What are the pros and cons of being in the city of Vancouver?
MacInnes Wood: It’s funny – I now live in L.A., but I used to live in Vancouver. I’m Canadian from Windsor, Ontario, but I lived here for eight months. It’s always so funny, because you leave the country to end up working back in the country. That’s always how it goes. I love being back here. I love being here and I love working here.
Escarpeta: I’m from Belize. Born in Belize, grew up in L.A. The weather here murders my body. Aside from that, the only other con – I’m requesting that the Grouse Grind… it killed. Do you guys know about the Grouse Grind? The Grouse Grind, you walk up a mountain. It’s 1.8 miles straight up. I love to work out. I’m a super-athletic guy. I love sports. What I needed was a couple more signs to tell me that I was doing great. Because what happens is you get three signs: one quarter of the way, half way, three quarters, and then you’re there. In between that time, every time you look up it’s like you are never, ever going to reach the top. Mentally, the Grouse Grind absolutely defeated me. To this day, every time I step on stairs I think about the Grouse Grind. It was fun, and I’m glad that I did it, but I walked into it not knowing what I was getting into. And now that I know, I’ve become an advocate. “Should I do it?” “No, no. Don’t do it!” [Laughs.]
How long did it take you?
Escarpeta: It was myself, Emma, P.J., and Nick; and P.J. had a hurt leg, so God bless that guy. Nick, Emma and myself made it in like an hour and five minutes or something. Then P.J., we had to leave him. We were there with him, and then he was like, “You know what, guys? Go. I’m just gonna hold you up.” We were like, “Alright, and we left him.” But he made friends. On the Grouse Grind you make tons of friends, walking up there… Those are the only cons I have regarding Vancouver. Other than that – beautiful city, love the food, love the music, love the people. It’s been good. I’m gonna miss it when I go home.

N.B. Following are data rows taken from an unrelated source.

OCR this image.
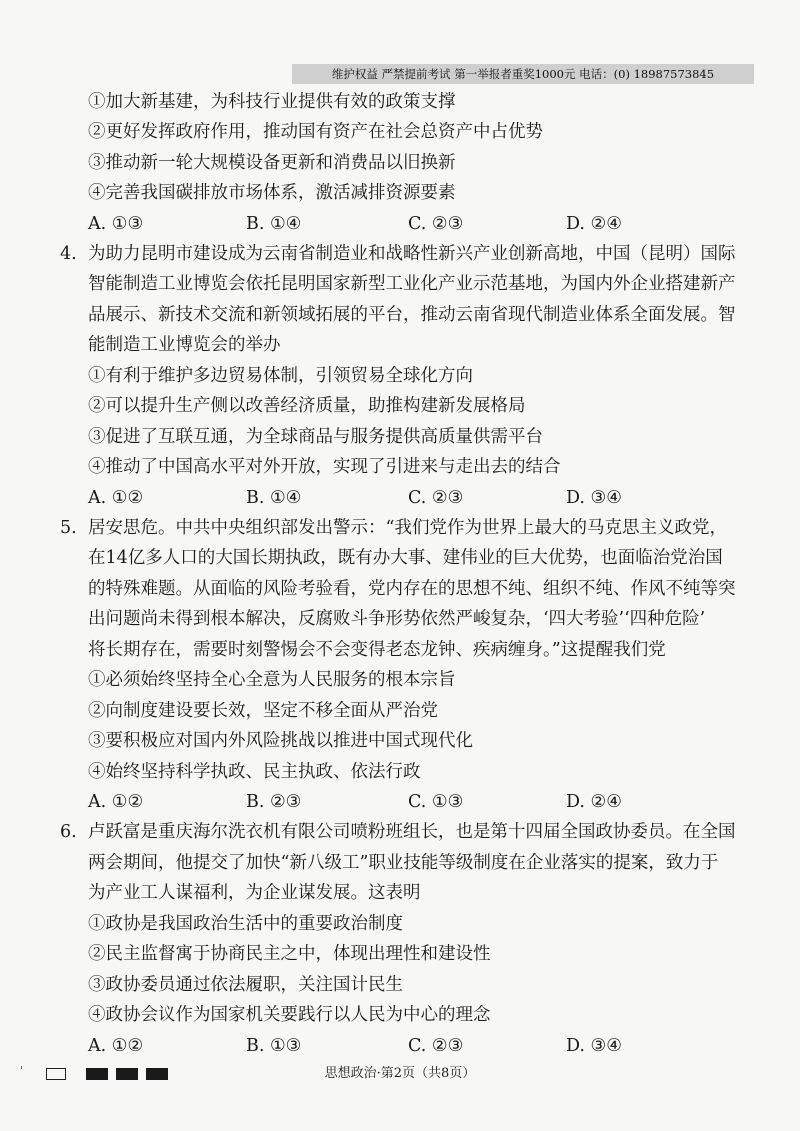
维护权益 严禁提前考试 第一举报者重奖1000元 电话：(0) 18987573845
①加大新基建，为科技行业提供有效的政策支撑
②更好发挥政府作用，推动国有资产在社会总资产中占优势
③推动新一轮大规模设备更新和消费品以旧换新
④完善我国碳排放市场体系，激活减排资源要素
A. ①③	B. ①④	C. ②③	D. ②④
4. 为助力昆明市建设成为云南省制造业和战略性新兴产业创新高地，中国（昆明）国际
智能制造工业博览会依托昆明国家新型工业化产业示范基地，为国内外企业搭建新产
品展示、新技术交流和新领域拓展的平台，推动云南省现代制造业体系全面发展。智
能制造工业博览会的举办
①有利于维护多边贸易体制，引领贸易全球化方向
②可以提升生产侧以改善经济质量，助推构建新发展格局
③促进了互联互通，为全球商品与服务提供高质量供需平台
④推动了中国高水平对外开放，实现了引进来与走出去的结合
A. ①②	B. ①④	C. ②③	D. ③④
5. 居安思危。中共中央组织部发出警示：“我们党作为世界上最大的马克思主义政党，
在14亿多人口的大国长期执政，既有办大事、建伟业的巨大优势，也面临治党治国
的特殊难题。从面临的风险考验看，党内存在的思想不纯、组织不纯、作风不纯等突
出问题尚未得到根本解决，反腐败斗争形势依然严峻复杂，‘四大考验’‘四种危险’
将长期存在，需要时刻警惕会不会变得老态龙钟、疾病缠身。”这提醒我们党
①必须始终坚持全心全意为人民服务的根本宗旨
②向制度建设要长效，坚定不移全面从严治党
③要积极应对国内外风险挑战以推进中国式现代化
④始终坚持科学执政、民主执政、依法行政
A. ①②	B. ②③	C. ①③	D. ②④
6. 卢跃富是重庆海尔洗衣机有限公司喷粉班组长，也是第十四届全国政协委员。在全国
两会期间，他提交了加快“新八级工”职业技能等级制度在企业落实的提案，致力于
为产业工人谋福利，为企业谋发展。这表明
①政协是我国政治生活中的重要政治制度
②民主监督寓于协商民主之中，体现出理性和建设性
③政协委员通过依法履职，关注国计民生
④政协会议作为国家机关要践行以人民为中心的理念
A. ①②	B. ①③	C. ②③	D. ③④
'	思想政治·第2页（共8页）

What else can you tell us that’s cool about the movie that we should know?
Escarpeta: I can say tons of stuff. [Laughs.]
The whole thing in the ‘80s or ‘90s was that the black guy gets it first. Is that addressed in this movie at all?

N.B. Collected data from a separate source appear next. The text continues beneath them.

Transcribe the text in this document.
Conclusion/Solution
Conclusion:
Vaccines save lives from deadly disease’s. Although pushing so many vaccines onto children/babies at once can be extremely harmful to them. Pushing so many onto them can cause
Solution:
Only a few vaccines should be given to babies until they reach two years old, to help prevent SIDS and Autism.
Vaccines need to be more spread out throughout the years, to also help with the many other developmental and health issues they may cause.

Escarpeta: That’s the ongoing joke – that the black guy dies first. In Friday the 13th I didn’t die first, and I got to fight back. So we made ground in Friday the 13th. I think I might make a little more ground here. I won’t say if I die first or die last, or in the middle, or someplace in between.
 I don’t know if it’s addressed necessarily, because the characters are… Once the order gets picked for who dies, we kind of go from there; and there’s only so much you can do to outrun death. So I don’t think it’s necessarily addressed in that sense.